From then on, we met every Wednesday, behind my aunt's back. She never asked me questions and I never brought up her terrible tastes in refreshment. I never asked where she came from and what she was doing here. It seemed a little tedious compared to the stories she told. They were as engaging as they were improbable. I didn't care. The others' criticism and my mother's fancy expectations didn't linger so much in my mind anymore. She took all the space. I never imagined us walking out in the sunset together, this was never what it was. I felt fantastically at ease in her presence.
Which is why when she asked me to steal my aunt's cash, I didn't so much see it as a felony but more as a courtesy to someone who had asked for so little of me and given me so much. `She was clearly in real difficulties, I didn't give it much thought. I never asked my aunt for anything and even paid for all my drinks but it never occurred to me that others would not have been so generous.
Ironically, even to that, I couldn't commit. Things all went horribly wrong when sleepy Tom, suddenly stopped snoring and caught me with my hand on the teal. Golden Girls had vanished like the heroes of her stories. I was putting my hand away, I shouted but it was no use. Sleepy Tom was well-rested and going strong. My aunt was nowhere around so he dragged me to the police station and locked me up in a sad little cell. He had been waiting for me his whole life, he kept saying. I couldn't understand it, it seemed to me, sleepy Tom had, like me, slumbered his way through life.
Hooked to a chair and facing two bizarrely similar officers, my first instinct was to defend myself. After all, I didn't actually do anything. Having never felt so passionate about anything else in my life, I was fully inexperienced in the whole thing. I tried to explain it to these two but they seemed to have a knack for the obvious. “There was no other kid”, they repeated. They had asked around and concluded I was quite the eccentric type. They decided I was the greedy type too.
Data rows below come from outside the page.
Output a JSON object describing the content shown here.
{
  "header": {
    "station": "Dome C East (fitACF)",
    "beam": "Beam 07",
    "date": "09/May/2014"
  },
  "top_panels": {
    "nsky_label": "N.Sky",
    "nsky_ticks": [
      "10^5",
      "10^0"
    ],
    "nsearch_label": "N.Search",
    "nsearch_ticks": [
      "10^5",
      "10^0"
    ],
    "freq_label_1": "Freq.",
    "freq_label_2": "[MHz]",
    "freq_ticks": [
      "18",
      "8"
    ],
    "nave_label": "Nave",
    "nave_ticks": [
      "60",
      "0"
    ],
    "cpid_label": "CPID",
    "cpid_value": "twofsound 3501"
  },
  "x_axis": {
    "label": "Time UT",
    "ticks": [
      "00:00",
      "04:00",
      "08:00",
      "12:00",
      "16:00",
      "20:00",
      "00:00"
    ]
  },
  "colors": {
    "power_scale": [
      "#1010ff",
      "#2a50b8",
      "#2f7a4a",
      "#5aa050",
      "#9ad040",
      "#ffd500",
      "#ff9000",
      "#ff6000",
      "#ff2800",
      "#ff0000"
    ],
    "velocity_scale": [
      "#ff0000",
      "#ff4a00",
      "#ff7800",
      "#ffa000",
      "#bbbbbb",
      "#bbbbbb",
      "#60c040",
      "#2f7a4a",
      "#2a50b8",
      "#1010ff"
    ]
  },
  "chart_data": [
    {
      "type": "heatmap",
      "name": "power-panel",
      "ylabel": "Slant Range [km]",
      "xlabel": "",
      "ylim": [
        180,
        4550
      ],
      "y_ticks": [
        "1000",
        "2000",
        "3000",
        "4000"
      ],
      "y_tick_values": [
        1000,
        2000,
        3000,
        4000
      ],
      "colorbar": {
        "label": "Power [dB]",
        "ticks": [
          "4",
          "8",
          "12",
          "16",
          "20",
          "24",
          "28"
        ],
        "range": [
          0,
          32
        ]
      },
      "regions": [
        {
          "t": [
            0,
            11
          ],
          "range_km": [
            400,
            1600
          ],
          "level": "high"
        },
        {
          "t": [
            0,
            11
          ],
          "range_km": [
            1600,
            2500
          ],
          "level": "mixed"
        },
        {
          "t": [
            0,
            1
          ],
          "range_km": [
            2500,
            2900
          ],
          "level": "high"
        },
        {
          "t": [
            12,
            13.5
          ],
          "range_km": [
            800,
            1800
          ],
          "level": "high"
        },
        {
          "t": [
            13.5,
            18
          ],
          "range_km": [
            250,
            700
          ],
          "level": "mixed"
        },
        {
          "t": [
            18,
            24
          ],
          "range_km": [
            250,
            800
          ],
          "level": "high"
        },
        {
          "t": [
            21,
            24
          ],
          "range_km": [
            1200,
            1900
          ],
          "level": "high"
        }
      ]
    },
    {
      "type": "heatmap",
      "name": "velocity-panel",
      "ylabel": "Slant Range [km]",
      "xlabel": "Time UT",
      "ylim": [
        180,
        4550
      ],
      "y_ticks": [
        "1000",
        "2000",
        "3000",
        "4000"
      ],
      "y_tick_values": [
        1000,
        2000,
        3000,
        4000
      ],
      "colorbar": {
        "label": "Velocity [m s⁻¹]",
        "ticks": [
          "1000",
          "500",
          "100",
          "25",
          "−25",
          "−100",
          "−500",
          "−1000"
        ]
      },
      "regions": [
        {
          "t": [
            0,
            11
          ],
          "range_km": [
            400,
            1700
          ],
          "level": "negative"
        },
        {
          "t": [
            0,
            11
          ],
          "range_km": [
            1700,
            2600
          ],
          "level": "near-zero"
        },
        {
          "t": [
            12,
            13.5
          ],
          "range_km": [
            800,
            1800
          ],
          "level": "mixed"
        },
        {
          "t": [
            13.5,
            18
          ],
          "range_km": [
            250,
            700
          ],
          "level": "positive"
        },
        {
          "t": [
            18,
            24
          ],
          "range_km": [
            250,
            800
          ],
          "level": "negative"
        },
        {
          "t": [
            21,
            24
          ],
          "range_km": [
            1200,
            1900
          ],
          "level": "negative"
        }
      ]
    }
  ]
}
Miserably freezing on the floor of my cell, I waited and wondered where did it all really start to go wrong for me. Was it just bad luck or had life finally played a dirty trick on me? I was given no charge but a very persistent record. I resisted telling my mother that I had finally found something worth exploring.
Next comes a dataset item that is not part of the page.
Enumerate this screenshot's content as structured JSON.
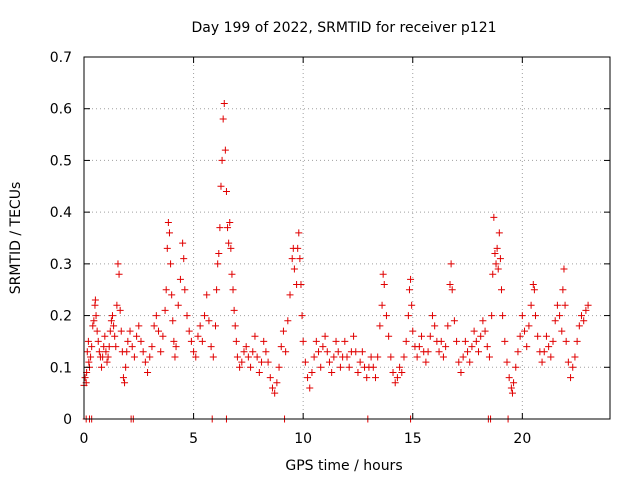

I never saw or heard of Golden Girl again. She had disappeared from my life, leaving nothing but a thin trail of contempt. I could never go back to that foggy afternoon and undo our meeting, the same way I could never go back to that wretched “life class” and correct my answer.
When I entered the poorly lighted interview room, I knew my past would probably cost me that job too. Seated on the cold metal chair, I took out my briefcase and laid out my stitched-up resume. When Golden Girl made a cheeky appearance in the form of a particularly awful cup of coffee, it finally came to me why she simply had to come into my life. I firmly held on to the memories of my actions, my decisions and my doubts. I finally cared. I cared about it all.